Laut Spitzer bewirkt Angst im Lernprozess, dass die kognitiven Kompetenzen eingeengt werden. Das rasche Ausführen einfacher Routineaufgaben wird gefördert, das Gehirn greift auf simple, oft verwendete Lösungsmuster zurück. Im Gegenzug dazu vermindert sich die Fähigkeit kreativ, frei und offen zu denken, zu lernen und zu handeln.
Stress und Lernen.
Ähnlich wie Angst hat auch Stress eine grundsätzlich wichtige Funktion für den Menschen. In Notfallsituationen oder Zeiten erhöhter Leistungserfordernis kommt es zur Ausschüttung der Hormone Adrenalin und Noradrenalin, sowie Kortisol wird produziert. Das hat zur Konsequenz, dass Kraftreserven mobilisiert werden sowie die Leistungsfähigkeit und -geschwindigkeit erhöht wird. Evolutionär hat diese Funktion den Ursprung in den meist akuten und punktuellen Bedrohungen, wie z.B. die Gefahr durch Säbelzahntiger. Dauert dieser Zustand von Stress, Gefahr und Leistungsdruck jedoch über mehrere Tage, Wochen oder sogar Monate an, gerät der gesamte Organismus aus der Balance.
Die Auswirkungen für das Gehirn und in weiterer Konsequenz für das Lernen sind ebenfalls schwerwiegend. Wie oben beschrieben kann akuter Stress zu einer erhöhten Leistungskompetenz führen und dadurch auch zu einer Verbesserung der Lernergebnisse führen. Chronischer Stress bewirkt jedoch das Gegenteil davon und wirkt sich somit ungünstig auf Lernmotivation und Lernerfolg aus.
Lernen und Freude!
Die Idee, dass Lernen Freude bereitet, wirkt für sehr viele Schüler utopisch. Jedoch ist dies nicht von Geburt an der Fall, es ist etwas, das durch negative Lernerfahrungen entsteht.
Seligman beschreibt, warum es aus seiner Sicht besonders wichtig ist, dass Schüler sich wohlfühlen. Wohlbefinden fördert das Lernen, indem es zu einer längeren Aufmerksamkeitspanne, zu kreativerem Denken und ganzheitlicherem Denken führt.

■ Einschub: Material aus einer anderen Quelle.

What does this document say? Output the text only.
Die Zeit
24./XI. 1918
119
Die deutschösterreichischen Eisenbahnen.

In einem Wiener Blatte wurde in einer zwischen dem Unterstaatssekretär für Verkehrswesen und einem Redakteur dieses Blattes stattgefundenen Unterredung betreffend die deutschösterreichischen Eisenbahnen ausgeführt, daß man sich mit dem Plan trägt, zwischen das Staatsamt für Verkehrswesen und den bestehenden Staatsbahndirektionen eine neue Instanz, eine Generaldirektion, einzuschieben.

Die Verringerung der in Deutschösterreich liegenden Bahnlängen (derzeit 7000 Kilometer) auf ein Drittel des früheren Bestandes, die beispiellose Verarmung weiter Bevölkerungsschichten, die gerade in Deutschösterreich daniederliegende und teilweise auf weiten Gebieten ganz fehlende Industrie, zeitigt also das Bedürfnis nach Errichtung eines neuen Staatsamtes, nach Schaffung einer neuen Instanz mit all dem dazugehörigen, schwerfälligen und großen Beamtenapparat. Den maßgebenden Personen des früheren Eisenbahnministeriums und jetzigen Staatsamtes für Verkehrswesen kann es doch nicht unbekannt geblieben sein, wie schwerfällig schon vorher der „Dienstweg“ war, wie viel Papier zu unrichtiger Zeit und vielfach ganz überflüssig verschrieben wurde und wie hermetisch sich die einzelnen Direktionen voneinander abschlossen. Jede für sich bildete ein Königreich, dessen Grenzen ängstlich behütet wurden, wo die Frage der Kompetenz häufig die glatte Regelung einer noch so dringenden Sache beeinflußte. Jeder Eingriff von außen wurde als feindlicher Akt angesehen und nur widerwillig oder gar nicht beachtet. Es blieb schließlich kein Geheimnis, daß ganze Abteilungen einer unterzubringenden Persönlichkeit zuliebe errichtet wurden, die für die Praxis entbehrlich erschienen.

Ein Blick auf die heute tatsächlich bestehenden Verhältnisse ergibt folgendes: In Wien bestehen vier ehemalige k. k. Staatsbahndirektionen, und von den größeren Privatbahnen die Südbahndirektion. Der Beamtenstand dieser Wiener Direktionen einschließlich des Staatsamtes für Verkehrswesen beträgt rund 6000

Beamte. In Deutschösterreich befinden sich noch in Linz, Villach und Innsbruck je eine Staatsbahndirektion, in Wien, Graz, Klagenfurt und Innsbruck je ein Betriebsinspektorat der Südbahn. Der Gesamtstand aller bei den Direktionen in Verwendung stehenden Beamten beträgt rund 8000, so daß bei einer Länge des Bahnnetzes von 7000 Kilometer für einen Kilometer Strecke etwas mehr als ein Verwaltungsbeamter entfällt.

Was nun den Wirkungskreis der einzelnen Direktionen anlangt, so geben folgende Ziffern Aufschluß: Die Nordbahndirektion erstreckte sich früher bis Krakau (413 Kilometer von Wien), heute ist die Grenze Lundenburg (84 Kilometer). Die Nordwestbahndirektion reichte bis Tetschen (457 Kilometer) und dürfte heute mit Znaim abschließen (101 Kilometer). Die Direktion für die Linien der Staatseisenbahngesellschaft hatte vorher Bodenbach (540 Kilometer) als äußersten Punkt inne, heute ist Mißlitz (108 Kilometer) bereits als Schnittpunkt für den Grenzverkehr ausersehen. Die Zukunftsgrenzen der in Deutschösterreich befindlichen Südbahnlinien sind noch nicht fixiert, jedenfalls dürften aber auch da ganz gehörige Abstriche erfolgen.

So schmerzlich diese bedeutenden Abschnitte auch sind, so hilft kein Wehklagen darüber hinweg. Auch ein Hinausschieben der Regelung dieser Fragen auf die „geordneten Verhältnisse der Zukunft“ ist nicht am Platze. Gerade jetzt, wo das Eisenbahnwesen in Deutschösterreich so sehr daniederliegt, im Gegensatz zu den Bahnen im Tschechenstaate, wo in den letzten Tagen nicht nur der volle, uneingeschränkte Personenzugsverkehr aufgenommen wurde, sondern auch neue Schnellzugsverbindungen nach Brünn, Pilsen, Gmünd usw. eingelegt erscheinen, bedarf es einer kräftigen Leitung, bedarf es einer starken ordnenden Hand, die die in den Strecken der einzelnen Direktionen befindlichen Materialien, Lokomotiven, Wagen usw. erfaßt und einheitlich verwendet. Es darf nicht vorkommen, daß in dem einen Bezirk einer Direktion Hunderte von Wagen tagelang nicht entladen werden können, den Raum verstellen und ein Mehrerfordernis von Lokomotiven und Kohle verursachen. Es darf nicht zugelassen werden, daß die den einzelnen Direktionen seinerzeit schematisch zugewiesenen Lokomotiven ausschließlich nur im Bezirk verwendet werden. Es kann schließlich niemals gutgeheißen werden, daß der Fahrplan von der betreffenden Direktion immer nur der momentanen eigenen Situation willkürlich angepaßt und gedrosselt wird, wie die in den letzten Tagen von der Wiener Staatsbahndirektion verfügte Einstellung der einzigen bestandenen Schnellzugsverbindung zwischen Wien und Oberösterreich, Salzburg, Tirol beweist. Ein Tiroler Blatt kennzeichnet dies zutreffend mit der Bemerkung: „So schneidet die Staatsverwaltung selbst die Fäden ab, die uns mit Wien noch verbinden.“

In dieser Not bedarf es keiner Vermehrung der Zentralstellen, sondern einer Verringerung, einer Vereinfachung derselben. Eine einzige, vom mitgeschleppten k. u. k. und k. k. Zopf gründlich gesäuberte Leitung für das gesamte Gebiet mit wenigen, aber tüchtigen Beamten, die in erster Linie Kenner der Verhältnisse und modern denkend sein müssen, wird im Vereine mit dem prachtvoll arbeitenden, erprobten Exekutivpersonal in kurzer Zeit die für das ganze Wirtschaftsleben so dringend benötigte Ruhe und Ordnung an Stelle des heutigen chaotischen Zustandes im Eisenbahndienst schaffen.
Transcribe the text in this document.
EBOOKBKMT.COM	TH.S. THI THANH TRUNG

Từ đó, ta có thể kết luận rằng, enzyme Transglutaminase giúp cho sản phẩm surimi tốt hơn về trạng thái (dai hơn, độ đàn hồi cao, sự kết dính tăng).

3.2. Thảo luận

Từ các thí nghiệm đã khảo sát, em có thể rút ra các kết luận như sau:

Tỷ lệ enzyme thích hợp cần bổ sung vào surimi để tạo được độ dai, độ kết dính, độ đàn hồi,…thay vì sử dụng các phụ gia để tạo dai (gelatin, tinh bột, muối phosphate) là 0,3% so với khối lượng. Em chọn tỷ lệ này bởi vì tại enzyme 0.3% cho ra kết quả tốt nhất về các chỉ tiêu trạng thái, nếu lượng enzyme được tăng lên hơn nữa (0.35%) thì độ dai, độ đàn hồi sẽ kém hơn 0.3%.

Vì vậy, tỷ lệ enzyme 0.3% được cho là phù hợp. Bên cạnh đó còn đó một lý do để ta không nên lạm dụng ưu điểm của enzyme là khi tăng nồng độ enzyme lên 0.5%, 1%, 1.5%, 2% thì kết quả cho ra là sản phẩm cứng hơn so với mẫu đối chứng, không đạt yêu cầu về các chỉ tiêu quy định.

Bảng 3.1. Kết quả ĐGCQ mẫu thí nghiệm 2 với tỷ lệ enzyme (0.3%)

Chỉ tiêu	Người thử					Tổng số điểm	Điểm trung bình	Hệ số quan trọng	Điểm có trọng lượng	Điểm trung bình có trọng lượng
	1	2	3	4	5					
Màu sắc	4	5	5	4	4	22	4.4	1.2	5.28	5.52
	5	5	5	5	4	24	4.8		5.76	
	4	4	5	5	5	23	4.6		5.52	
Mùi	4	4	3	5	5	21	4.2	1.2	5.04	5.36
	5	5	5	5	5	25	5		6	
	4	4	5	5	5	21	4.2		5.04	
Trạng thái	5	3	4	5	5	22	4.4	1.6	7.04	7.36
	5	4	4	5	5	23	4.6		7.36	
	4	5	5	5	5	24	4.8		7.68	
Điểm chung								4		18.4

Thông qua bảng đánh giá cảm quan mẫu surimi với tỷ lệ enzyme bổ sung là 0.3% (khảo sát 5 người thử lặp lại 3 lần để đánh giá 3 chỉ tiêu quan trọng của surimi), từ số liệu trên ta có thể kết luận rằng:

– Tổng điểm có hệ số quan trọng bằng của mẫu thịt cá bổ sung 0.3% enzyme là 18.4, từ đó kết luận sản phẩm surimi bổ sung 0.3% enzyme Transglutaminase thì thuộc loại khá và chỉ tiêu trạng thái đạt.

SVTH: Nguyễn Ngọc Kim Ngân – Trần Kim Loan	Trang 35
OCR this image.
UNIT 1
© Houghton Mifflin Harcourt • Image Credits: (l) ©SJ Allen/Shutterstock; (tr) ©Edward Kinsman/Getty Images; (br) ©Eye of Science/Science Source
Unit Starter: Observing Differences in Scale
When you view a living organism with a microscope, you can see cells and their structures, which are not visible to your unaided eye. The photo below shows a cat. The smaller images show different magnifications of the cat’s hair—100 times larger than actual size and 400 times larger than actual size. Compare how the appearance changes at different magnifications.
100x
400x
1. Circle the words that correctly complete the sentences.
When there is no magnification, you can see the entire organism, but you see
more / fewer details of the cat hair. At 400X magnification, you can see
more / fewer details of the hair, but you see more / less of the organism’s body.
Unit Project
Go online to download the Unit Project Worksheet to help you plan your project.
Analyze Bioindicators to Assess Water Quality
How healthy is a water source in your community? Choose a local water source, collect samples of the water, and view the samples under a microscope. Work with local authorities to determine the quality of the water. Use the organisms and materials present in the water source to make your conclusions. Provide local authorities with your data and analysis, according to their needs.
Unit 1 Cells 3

Der Neurobiologe Gerald Hüther definiert unterschiedliche Elemente einer „hirngerechten“ Art des Lernens und stellt die Bedeutung von Lernen mit Freude, Begeisterung und Vertrauen in den Mittelpunkt seiner Forschungstätigkeit. Zu den zentralen Aussagen seiner Ergebnisse zählt die Erkenntnis, dass man neues Wissen und neue Fähigkeiten nur dann erwirbt, wenn im Gehirn die Zentren der Emotion angeregt und aktiviert werden. Menschen lernen nur dann nachhaltig, wenn sie von den Inhalten oder von den Lehrenden emotional berührt werden und Freude macht. Nur dann werden vom Gehirn neuroplastische Botenstoffe wie Katecholamine, Endorphine und Oxytocin ausgeschüttet
Quellen:
Csikszentmihalyi, Mihaly (2007): Flow. Das Geheimnis des Glücks. Stuttgart: Klett-Cotta.
Hüther, Gerald (2011): Was wir sind und was wir sein könnten. Ein neurobiologischer Muntermacher. Frankfurt am Main: Fischer Verlag
Hüther, Gerald (2016): Mit Freude lernen – ein Leben lang. Weshalb wir ein neues Verständnis vom Lernen brauchen. Göttingen: Vandenhoeck & Ruprecht.
Roth, Gerhard / Strüber, Nicole (2019): Wie das Gehirn die Seele macht. Stuttgart: Klett-Cotta.
Seligman, Martin (2015): Wie wir aufblühen. Die fünf Säulen des persönlichen Wohlbefindens. München: Wilhelm Goldmann Verlag.